DESCRIPTION OF SYMBOLS 1 ... Transparent substrate 2 ... BM pattern 4 ... Transparent electrode layer 5, 51, 52, 53 ... PS part 6 ... Liquid crystal alignment domain control projection part 7 ... ..Positive type photoresists 8, 81, 82, 83... Shading portions 9, 91, 92, 93... Halftone portion 10.
11 ... Color filter (with protrusions)
20... Photomask 21... Transparent substrate 30, 31, 32... Colored pattern 40. Irradiation light 95 for resist exposure. Gray tone part or halftone part a.
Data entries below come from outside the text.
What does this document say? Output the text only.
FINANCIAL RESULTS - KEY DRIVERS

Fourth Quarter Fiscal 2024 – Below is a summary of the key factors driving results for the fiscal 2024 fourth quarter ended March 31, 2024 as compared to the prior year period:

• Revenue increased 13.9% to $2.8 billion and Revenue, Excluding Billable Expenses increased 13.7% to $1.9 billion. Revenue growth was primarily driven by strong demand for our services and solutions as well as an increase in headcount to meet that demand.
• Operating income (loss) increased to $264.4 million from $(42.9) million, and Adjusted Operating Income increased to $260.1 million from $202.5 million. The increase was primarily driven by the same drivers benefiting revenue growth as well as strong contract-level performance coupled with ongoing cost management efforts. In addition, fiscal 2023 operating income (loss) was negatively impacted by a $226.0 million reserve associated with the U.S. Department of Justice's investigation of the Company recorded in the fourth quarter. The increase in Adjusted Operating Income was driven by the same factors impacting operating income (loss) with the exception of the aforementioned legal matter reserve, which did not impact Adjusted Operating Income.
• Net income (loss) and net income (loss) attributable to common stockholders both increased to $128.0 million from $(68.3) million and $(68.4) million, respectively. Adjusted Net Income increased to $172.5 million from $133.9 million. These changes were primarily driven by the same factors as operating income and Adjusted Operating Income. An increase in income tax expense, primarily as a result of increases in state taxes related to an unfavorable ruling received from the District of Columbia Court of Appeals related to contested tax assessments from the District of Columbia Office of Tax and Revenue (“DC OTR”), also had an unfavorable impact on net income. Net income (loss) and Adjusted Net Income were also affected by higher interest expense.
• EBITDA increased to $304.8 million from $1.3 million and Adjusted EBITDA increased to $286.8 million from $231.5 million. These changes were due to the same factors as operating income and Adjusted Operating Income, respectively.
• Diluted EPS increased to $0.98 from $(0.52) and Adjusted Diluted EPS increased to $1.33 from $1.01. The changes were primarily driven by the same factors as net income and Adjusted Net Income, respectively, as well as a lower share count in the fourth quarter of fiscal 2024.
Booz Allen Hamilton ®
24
Total plane size b of the pattern of the part b ... Plane size of the light shielding part of the pattern of the PS part c ... Plane size of the halftone part on one side of the pattern of the PS part

Claims (10)

  A photomask for forming a fixed spacer for cell gap control using a positive photoresist for a color filter, wherein the photomask has a halftone portion around a light shielding portion as a spacer pattern .   A photomask for forming a fixed cell gap control spacer and a liquid crystal alignment domain regulating protrusion using a positive type photoresist in a color filter, and a halftone pattern around the light shielding portion as a spacer pattern And a gray-tone part or a half-tone part as a pattern of the domain regulating protrusion.   3. The photomask according to claim 1, wherein the light shielding part of the spacer pattern is 10 μm or more and the width of the surrounding halftone part is 5 μm or more on one side.   A color filter using the photomask according to claim 1 in forming the fixed spacer on the color filter.   The color filter according to claim 4, wherein the planar size of the fixed spacer is 20 μm or more.   A color filter using the photomask according to any one of claims 1 to 3 in forming a fixed spacer and a liquid crystal alignment domain regulating protrusion on the color filter.   A liquid crystal display device comprising the color filter according to claim 4.   A method for producing a color filter, wherein the photomask according to any one of claims 1 to 3 is used in forming the fixed spacer on the color filter.   The method for producing a color filter according to claim 8, wherein the planar size of the fixed spacer is 20 μm or more.   A method for producing a color filter, wherein the photomask according to any one of claims 1 to 3 is used to collectively form the fixed spacer and the liquid crystal alignment domain regulating protrusion on the color filter.